Depois da reunião de domingo (30), jornalistas perguntaram a Trump se ele tinha falado com o ditador Kim sobre o destino dos diplomatas norte-coreanos. O presidente respondeu: “Posso dizer que a pessoa principal [referência a Kim Hyok-chol] está viva. Espero que os outros também estejam”.
O encontro entre Trump e Kim, na fronteira entre as duas Coreias, teria, segundo a versão oficial dos dois países, acontecido meio de improviso, a partir de um tuíte que Trump escreveu no sábado (29), dizendo que, já que estava a caminho da Coreia do Sul, gostaria de subir até a fronteira para dar um aperto de mão em Kim Jong-un.
Quase imediatamente, um oficial do governo norte-coreano respondeu que a proposta era “interessante”. Vinte e quatro horas depois, para desespero dos serviços secretos dos EUA e da Coreia do Norte, que tiveram de organizar tudo, o encontro acabou mesmo acontecendo.
Alguns aspectos pareceram de fato improvisados, com gritos, correria e empurrões entre jornalistas e agentes de segurança.

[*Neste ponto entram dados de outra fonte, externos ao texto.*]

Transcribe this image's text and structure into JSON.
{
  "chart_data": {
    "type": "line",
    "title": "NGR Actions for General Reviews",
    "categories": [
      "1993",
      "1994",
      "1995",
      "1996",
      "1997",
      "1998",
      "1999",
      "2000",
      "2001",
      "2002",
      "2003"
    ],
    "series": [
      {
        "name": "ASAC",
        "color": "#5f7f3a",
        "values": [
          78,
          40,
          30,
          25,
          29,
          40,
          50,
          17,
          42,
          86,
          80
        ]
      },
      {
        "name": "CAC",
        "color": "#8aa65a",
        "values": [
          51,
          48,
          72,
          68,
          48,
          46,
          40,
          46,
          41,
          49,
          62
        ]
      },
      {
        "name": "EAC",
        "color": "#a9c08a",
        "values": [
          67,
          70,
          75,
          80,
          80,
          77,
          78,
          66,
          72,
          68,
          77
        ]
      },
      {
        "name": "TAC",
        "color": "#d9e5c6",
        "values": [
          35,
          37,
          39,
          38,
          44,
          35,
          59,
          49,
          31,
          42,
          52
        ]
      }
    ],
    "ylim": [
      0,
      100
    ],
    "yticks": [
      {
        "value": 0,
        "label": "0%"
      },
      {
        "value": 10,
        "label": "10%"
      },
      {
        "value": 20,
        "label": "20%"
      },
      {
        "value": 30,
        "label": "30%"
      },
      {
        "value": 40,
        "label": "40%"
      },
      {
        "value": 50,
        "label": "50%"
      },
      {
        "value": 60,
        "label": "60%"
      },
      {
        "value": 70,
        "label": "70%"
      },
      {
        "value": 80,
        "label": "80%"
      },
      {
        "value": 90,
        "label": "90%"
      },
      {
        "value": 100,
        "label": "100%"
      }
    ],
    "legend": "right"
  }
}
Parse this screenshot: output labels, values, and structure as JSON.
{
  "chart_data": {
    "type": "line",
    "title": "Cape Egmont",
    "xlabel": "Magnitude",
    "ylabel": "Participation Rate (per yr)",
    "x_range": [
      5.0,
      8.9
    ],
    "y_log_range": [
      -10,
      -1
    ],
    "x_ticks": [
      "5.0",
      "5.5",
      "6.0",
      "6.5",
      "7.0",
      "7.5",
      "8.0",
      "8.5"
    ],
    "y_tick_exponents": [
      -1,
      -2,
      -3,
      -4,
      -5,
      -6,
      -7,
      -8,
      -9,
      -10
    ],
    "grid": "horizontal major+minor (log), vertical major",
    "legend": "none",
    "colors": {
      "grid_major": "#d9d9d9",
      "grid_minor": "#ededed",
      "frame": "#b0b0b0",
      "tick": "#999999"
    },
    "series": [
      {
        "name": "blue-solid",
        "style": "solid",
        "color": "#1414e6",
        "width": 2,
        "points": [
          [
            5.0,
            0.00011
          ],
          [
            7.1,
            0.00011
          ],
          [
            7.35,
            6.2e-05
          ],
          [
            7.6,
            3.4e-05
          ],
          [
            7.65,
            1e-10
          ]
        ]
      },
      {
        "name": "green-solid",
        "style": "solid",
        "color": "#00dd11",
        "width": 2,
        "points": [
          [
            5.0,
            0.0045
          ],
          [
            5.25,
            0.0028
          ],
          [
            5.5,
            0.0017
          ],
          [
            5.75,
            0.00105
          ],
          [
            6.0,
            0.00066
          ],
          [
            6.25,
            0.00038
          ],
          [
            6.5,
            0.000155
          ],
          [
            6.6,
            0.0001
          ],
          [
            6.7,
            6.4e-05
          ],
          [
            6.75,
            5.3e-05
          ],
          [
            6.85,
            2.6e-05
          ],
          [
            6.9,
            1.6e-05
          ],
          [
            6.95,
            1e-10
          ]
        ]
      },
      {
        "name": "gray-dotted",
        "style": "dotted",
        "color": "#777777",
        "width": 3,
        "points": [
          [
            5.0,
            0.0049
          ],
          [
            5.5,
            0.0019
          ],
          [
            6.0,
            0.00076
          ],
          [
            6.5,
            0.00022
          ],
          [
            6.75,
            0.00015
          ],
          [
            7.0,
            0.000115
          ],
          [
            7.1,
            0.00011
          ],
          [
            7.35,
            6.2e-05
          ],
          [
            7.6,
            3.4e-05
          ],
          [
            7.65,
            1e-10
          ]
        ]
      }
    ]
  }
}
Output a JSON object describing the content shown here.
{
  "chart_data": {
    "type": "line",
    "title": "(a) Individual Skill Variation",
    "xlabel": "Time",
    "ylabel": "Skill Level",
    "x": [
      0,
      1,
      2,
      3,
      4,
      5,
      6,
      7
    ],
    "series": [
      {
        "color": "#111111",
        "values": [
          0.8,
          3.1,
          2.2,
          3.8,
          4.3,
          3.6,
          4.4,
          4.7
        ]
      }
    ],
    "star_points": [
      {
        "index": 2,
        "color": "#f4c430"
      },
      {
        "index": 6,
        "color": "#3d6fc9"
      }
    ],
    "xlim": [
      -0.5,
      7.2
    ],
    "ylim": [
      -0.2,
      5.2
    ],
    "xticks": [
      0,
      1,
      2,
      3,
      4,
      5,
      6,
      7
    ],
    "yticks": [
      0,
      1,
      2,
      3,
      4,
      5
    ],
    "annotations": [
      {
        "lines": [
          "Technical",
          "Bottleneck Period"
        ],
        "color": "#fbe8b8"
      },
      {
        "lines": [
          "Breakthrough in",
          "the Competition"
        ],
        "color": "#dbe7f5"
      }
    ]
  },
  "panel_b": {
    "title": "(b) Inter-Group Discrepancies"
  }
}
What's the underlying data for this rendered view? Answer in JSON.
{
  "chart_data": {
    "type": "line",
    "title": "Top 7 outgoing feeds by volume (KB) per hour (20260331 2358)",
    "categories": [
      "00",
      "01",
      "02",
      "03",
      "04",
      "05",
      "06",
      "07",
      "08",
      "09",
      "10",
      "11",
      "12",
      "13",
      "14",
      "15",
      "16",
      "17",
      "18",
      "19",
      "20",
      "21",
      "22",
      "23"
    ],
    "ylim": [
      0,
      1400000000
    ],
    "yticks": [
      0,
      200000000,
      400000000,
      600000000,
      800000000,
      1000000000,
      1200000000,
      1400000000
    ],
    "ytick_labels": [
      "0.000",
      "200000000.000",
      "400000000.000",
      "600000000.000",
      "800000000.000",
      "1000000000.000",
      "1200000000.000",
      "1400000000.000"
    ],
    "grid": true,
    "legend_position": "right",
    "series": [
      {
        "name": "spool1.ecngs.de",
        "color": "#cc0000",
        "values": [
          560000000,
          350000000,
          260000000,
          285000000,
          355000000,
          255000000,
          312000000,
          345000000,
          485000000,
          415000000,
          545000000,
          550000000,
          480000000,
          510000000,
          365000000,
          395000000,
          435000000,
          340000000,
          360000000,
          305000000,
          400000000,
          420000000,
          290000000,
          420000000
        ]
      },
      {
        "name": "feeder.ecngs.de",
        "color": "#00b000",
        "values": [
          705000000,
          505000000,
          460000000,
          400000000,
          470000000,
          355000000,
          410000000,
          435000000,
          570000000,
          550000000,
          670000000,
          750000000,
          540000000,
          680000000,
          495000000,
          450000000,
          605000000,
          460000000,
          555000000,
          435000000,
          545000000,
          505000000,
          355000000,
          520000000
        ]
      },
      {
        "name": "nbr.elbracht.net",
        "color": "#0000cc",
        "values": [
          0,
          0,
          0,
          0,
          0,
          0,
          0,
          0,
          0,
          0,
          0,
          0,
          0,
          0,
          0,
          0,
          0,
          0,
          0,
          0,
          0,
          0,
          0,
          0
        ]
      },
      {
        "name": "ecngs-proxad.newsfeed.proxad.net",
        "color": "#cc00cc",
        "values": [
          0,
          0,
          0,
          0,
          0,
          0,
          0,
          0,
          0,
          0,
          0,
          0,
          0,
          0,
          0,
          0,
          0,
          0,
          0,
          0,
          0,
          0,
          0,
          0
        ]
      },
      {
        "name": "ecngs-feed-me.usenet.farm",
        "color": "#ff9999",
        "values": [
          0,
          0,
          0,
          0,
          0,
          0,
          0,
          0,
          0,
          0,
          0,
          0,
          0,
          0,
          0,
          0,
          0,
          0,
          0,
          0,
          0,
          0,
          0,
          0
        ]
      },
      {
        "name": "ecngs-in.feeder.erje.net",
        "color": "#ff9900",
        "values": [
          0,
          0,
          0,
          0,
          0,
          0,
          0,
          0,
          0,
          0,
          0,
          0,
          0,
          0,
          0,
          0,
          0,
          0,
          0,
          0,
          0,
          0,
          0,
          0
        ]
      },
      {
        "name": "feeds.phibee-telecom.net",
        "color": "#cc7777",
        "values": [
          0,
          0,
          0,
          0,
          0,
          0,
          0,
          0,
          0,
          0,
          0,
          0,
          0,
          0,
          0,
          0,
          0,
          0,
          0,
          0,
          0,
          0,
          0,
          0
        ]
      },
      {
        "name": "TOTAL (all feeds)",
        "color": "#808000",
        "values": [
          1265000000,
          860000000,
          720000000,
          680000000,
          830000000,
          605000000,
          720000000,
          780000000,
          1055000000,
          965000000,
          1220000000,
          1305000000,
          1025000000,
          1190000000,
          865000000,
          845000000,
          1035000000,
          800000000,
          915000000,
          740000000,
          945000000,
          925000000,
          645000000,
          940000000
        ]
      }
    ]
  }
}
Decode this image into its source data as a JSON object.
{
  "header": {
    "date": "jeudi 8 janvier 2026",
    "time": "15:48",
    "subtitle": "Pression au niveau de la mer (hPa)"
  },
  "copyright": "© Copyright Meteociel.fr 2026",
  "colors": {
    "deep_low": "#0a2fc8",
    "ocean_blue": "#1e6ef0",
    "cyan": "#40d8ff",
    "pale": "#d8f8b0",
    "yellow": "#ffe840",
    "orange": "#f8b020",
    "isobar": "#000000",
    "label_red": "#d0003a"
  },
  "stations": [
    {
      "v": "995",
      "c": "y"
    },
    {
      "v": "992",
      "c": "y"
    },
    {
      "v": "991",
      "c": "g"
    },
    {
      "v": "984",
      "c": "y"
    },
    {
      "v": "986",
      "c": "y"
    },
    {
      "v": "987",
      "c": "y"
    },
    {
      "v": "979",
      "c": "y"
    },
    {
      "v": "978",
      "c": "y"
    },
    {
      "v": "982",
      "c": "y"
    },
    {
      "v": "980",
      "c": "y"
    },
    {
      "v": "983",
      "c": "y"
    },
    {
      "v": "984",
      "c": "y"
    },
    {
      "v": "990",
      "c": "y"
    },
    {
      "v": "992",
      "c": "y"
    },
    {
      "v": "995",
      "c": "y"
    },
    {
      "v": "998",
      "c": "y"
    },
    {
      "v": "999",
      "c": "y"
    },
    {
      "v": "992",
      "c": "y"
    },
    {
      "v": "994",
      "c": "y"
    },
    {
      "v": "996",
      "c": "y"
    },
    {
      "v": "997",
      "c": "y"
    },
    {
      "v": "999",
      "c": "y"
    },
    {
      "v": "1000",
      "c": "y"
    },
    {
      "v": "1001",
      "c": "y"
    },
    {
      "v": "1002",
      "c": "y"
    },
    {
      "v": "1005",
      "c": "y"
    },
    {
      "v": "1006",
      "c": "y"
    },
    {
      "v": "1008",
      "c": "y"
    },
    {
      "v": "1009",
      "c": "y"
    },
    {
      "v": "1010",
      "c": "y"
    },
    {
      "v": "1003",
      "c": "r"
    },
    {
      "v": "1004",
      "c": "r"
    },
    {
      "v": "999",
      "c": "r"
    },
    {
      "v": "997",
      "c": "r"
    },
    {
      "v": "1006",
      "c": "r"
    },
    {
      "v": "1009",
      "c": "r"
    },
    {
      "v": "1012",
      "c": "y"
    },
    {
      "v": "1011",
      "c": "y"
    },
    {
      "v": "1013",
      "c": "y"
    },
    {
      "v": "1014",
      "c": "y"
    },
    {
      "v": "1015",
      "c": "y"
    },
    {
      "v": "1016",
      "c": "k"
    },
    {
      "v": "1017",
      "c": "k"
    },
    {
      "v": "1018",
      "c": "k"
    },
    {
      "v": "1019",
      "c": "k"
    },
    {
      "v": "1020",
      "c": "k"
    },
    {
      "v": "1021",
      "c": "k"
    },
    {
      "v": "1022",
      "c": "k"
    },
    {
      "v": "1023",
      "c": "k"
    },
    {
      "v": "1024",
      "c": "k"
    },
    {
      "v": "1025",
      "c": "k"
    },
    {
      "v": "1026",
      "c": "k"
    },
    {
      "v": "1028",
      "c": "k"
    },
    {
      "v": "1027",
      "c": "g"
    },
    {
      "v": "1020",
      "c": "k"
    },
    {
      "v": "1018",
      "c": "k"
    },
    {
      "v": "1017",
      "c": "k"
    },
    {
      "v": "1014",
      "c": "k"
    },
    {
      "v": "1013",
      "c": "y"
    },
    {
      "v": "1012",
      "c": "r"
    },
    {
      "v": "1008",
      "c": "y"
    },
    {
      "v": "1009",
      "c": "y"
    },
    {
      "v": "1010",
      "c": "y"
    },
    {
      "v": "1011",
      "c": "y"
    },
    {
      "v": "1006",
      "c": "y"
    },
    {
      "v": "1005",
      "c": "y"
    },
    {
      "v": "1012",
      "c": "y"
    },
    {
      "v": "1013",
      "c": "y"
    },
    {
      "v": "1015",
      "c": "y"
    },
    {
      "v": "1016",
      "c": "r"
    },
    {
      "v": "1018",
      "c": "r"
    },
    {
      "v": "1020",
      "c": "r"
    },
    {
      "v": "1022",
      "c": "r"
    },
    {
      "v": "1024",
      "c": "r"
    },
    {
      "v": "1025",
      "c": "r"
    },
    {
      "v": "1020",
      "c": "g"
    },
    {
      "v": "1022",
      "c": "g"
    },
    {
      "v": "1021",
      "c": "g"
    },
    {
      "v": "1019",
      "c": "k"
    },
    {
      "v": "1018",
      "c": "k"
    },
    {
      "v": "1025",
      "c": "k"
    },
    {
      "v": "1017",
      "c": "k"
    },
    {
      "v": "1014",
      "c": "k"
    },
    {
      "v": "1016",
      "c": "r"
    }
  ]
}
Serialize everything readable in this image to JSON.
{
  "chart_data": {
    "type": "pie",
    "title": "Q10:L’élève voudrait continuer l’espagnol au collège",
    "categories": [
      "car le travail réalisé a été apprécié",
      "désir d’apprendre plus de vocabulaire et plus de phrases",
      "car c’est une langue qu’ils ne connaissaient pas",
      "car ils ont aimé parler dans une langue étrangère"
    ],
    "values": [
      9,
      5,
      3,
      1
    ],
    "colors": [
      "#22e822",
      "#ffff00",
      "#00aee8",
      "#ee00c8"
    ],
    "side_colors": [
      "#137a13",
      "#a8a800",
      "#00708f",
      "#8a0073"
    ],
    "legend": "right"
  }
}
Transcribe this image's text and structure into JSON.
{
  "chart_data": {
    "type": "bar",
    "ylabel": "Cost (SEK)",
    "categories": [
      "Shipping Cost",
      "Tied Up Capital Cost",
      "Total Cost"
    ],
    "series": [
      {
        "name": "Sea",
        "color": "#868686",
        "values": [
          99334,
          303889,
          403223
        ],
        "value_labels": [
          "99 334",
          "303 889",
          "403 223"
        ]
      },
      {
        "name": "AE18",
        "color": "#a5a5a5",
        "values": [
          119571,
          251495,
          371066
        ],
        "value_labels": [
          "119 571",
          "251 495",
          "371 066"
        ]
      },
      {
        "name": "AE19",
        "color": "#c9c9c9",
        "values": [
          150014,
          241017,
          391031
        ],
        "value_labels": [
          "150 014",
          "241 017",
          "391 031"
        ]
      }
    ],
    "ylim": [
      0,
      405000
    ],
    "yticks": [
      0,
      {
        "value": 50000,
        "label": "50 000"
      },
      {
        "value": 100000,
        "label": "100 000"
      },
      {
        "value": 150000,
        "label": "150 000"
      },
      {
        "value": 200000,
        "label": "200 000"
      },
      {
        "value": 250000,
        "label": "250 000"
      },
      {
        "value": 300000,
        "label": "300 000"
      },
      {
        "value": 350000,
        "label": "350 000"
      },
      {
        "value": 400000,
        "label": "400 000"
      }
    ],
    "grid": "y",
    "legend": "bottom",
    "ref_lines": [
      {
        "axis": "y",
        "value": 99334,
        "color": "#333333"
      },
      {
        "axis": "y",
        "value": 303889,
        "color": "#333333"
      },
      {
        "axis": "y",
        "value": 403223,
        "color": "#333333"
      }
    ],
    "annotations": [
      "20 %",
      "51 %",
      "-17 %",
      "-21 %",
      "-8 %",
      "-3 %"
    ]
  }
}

Mas muitos analistas avaliam que provavelmente já havia negociações secretas em curso, inclusive com participação da China, a principal avalista do regime ditatorial norte-coreano.
Os encontros entre Kim e Trump (o de domingo foi o terceiro em um ano) visam a suspender o programa nuclear da Coreia do Norte. Nunca um presidente dos EUA tinha aceitado se encontrar com um dirigente máximo norte-coreano. As reuniões, até agora, agitaram TVs, jornais e a internet, mas não resultaram em muita coisa concreta. Trump disse que, depois do encontro de domingo, comissões dos dois lados devem se reunir em “duas ou três semanas” para retomar as negociações.
Embora, para quem olha de fora, o regime de Kim pareça um monolito imune a dissidências, observadores mais atentos têm notado possíveis divisões dentro do Partido dos Trabalhadores da Coreia (nome oficial da agremiação controlada pela dinastia Kim).
Um artigo recente do especialista norte-americano em Coreia do Norte Robert Carlin – publicado no site “38 North” – aponta uma aparente guerra ideológica sendo travada nas páginas do principal diário norte-coreano, o “Rodong Sinmun”.
Na primeira página do jornal, longos artigos, que parecem ter origem na ala mais tradicional do partido, enfatizam a importância do investimento no aparato militar e alertam para os perigos de abrir mão do poderio atômico.
Como contraponto, a ala de fidelidade absoluta a Kim Jong-un emplaca respostas indiretas, com textos de louvor a antigos diplomatas, já mortos, que tiveram sucesso em negociações com os EUA, nas épocas dos ditadores anteriores, Kim Il-sung (avô do atual líder) e Kim Jong-il (pai).
São sinais sutis que poderiam indicar que não há apoio unânime no partido à aproximação de Kim Jong-un com os EUA, e que explicariam por que ele aceitou o convite do americano: para mostrar à ala mais ortodoxa que sua política de amizade com Trump está dando certo.
O próximo encontro entre os dois líderes, caso aconteça, pode definir se isso é verdade.